I still remember the first time I told off a boy who had gotten on my nerves. I was in sixth grade. “Shut up, or I’ll castrate you and feed your balls to the pigs,” I snapped at the kid who’d lobbed one too many ching chong jokes my way. Suddenly afraid of the small Chinese girl before him, the kid backed away with his hands up. “You’re scary,” he mumbled.
It was lonely and often infuriating growing up Asian in a lily-white town. There were few people I could relate to, and I never saw myself in the books and animated shows I sought comfort in. So you can probably imagine my delight when I stumbled upon Lela Lee’s “Angry Little Asian Girl” comics while surfing the web one day. I was amazed. Here was a girl who embodied the “Otherness” of Emily the Strange and the biting tone of the rabbit from It’s Happy Bunny — and she was Asian, with a tough-love mom and racist classmates to boot. The perpetually scowling, unabashedly angry Kim said everything 12-year-old Susan was usually too afraid to say aloud.
Anger was what fueled Lee to create Angry Little Asian Girl when she was a sophomore at UC Berkeley in 1994. At the time, Lee had enrolled in classes on gender, sociology and Asian American history and was beginning to understand the way society regarded and treated Asian women. “When I went to college, I realized that not only was I supposed to be obedient but I also had to face the double standards of being female and of being an ‘Other,’” Lee tells me now 24 years later. “I felt like it was really unfair to be inheriting all this responsibility and the expectations of a world that was stacked against me, that wouldn’t listen to me, that wouldn’t take my opinions seriously.”
She channeled her frustrations into a cartoon short she wrote, illustrated, produced and narrated. In it, a teacher asks the titular character where she learned to speak English so well. In response, the little girl erupts into an unexpected fit of rage: “I was born here, you stupid dipshit! Don’t you know anything about immigration? Read some real history books, you stupid ignoramus!” It’s hilarious and highly relatable, yet it almost never saw the light of day. After recording the short onto VHS, Lee tucked it away, too afraid to show it to any of her friends until a few years later.
“There is this self-policing that happens with girls who are raised to be polite and obedient. … I just thought that I would be put in my place for expressing myself,” Lee explains.
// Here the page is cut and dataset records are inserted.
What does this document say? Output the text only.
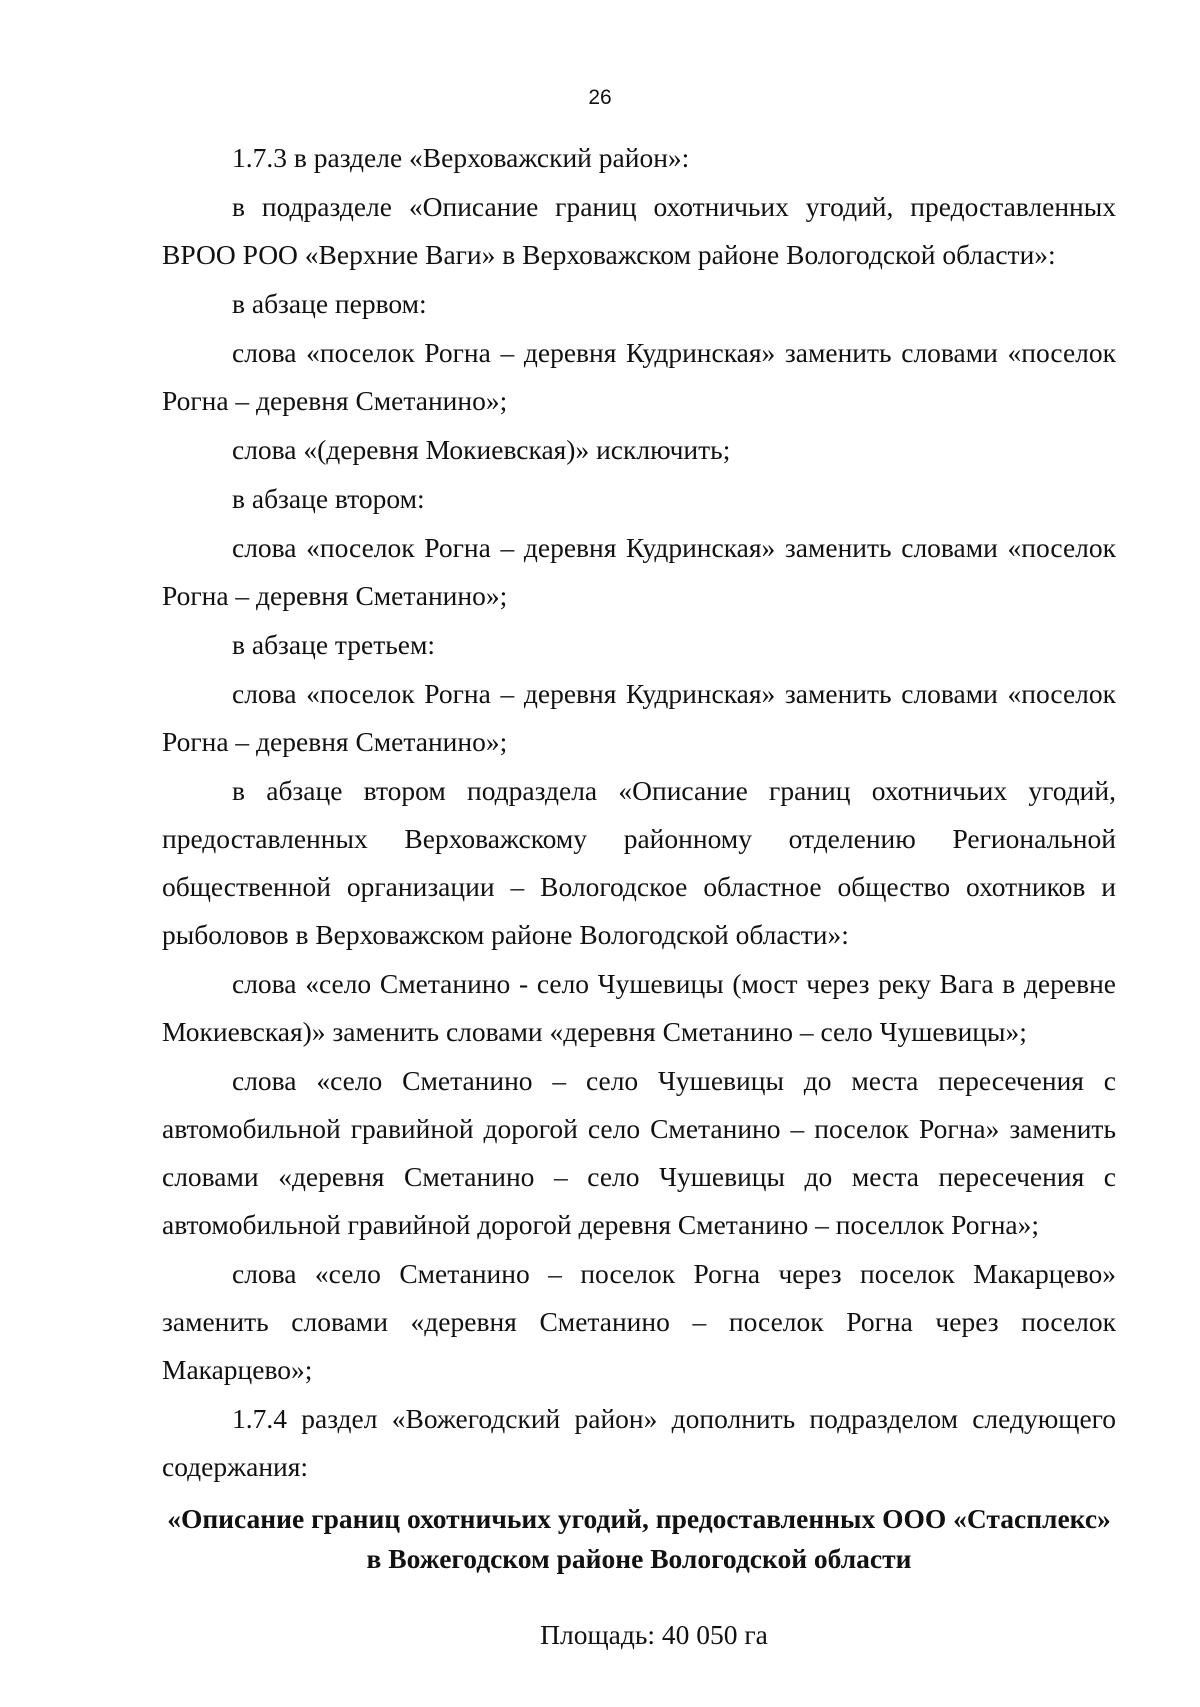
26

1.7.3 в разделе «Верховажский район»:

в подразделе «Описание границ охотничьих угодий, предоставленных ВРОО РОО «Верхние Ваги» в Верховажском районе Вологодской области»:

в абзаце первом:

слова «поселок Рогна – деревня Кудринская» заменить словами «поселок Рогна – деревня Сметанино»;

слова «(деревня Мокиевская)» исключить;

в абзаце втором:

слова «поселок Рогна – деревня Кудринская» заменить словами «поселок Рогна – деревня Сметанино»;

в абзаце третьем:

слова «поселок Рогна – деревня Кудринская» заменить словами «поселок Рогна – деревня Сметанино»;

в абзаце втором подраздела «Описание границ охотничьих угодий, предоставленных Верховажскому районному отделению Региональной общественной организации – Вологодское областное общество охотников и рыболовов в Верховажском районе Вологодской области»:

слова «село Сметанино - село Чушевицы (мост через реку Вага в деревне Мокиевская)» заменить словами «деревня Сметанино – село Чушевицы»;

слова «село Сметанино – село Чушевицы до места пересечения с автомобильной гравийной дорогой село Сметанино – поселок Рогна» заменить словами «деревня Сметанино – село Чушевицы до места пересечения с автомобильной гравийной дорогой деревня Сметанино – поселлок Рогна»;

слова «село Сметанино – поселок Рогна через поселок Макарцево» заменить словами «деревня Сметанино – поселок Рогна через поселок Макарцево»;

1.7.4 раздел «Вожегодский район» дополнить подразделом следующего содержания:

«Описание границ охотничьих угодий, предоставленных ООО «Стасплекс»
в Вожегодском районе Вологодской области
Площадь: 40 050 га
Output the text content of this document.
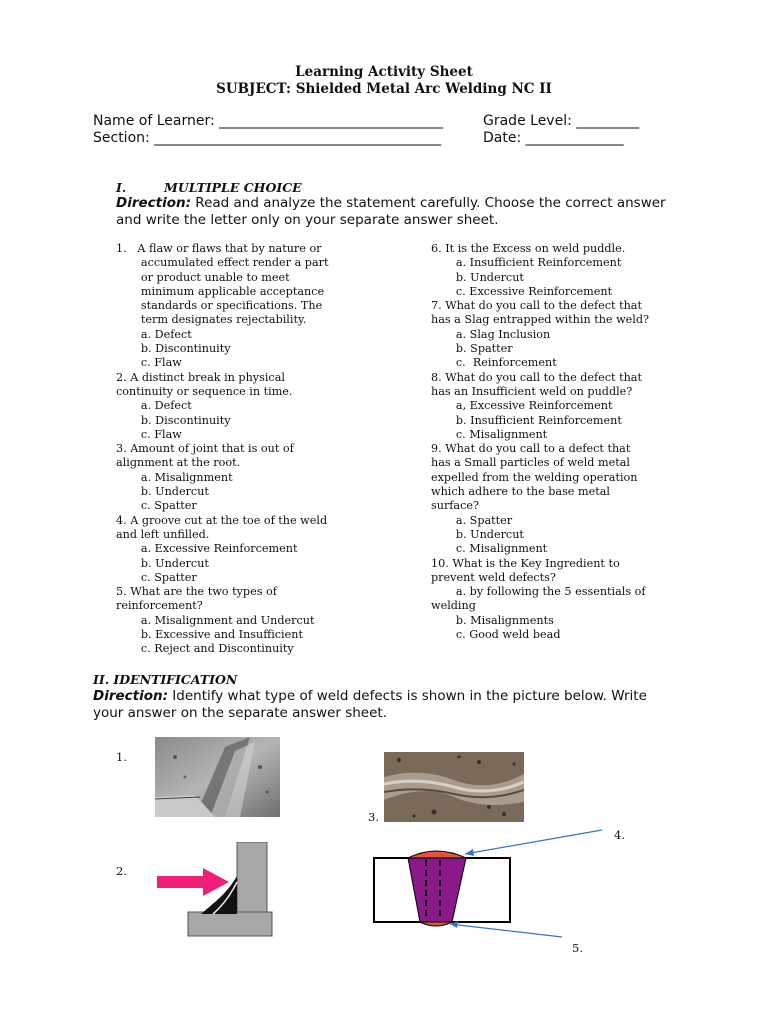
Learning Activity Sheet
SUBJECT: Shielded Metal Arc Welding NC II
Name of Learner: ________________________________	Grade Level: _________
Section: _________________________________________	Date: ______________
I.	MULTIPLE CHOICE
Direction: Read and analyze the statement carefully. Choose the correct answer
and write the letter only on your separate answer sheet.
1.   A flaw or flaws that by nature or
accumulated effect render a part
or product unable to meet
minimum applicable acceptance
standards or specifications. The
term designates rejectability.
a. Defect
b. Discontinuity
c. Flaw
2. A distinct break in physical
continuity or sequence in time.
a. Defect
b. Discontinuity
c. Flaw
3. Amount of joint that is out of
alignment at the root.
a. Misalignment
b. Undercut
c. Spatter
4. A groove cut at the toe of the weld
and left unfilled.
a. Excessive Reinforcement
b. Undercut
c. Spatter
5. What are the two types of
reinforcement?
a. Misalignment and Undercut
b. Excessive and Insufficient
c. Reject and Discontinuity
6. It is the Excess on weld puddle.
a. Insufficient Reinforcement
b. Undercut
c. Excessive Reinforcement
7. What do you call to the defect that
has a Slag entrapped within the weld?
a. Slag Inclusion
b. Spatter
c.  Reinforcement
8. What do you call to the defect that
has an Insufficient weld on puddle?
a, Excessive Reinforcement
b. Insufficient Reinforcement
c. Misalignment
9. What do you call to a defect that
has a Small particles of weld metal
expelled from the welding operation
which adhere to the base metal
surface?
a. Spatter
b. Undercut
c. Misalignment
10. What is the Key Ingredient to
prevent weld defects?
a. by following the 5 essentials of
welding
b. Misalignments
c. Good weld bead
II. IDENTIFICATION
Direction: Identify what type of weld defects is shown in the picture below. Write
your answer on the separate answer sheet.
1.
2.
3.
4.
5.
But with some encouragement from her friends, Lee eventually began self-publishing a weekly comic and selling merchandise like T-shirts and bags centered on foul-mouthed Kim and her friends, later rebranding the franchise to Angry Little Girls. It became a hit, resonating with women of all ages and ethnicities, many of whom told Lee that her drawings made them feel less alone. “I get really amazing messages where they say that it validated their experience,” says Lee. “What they don’t get is that it also validated my experience.”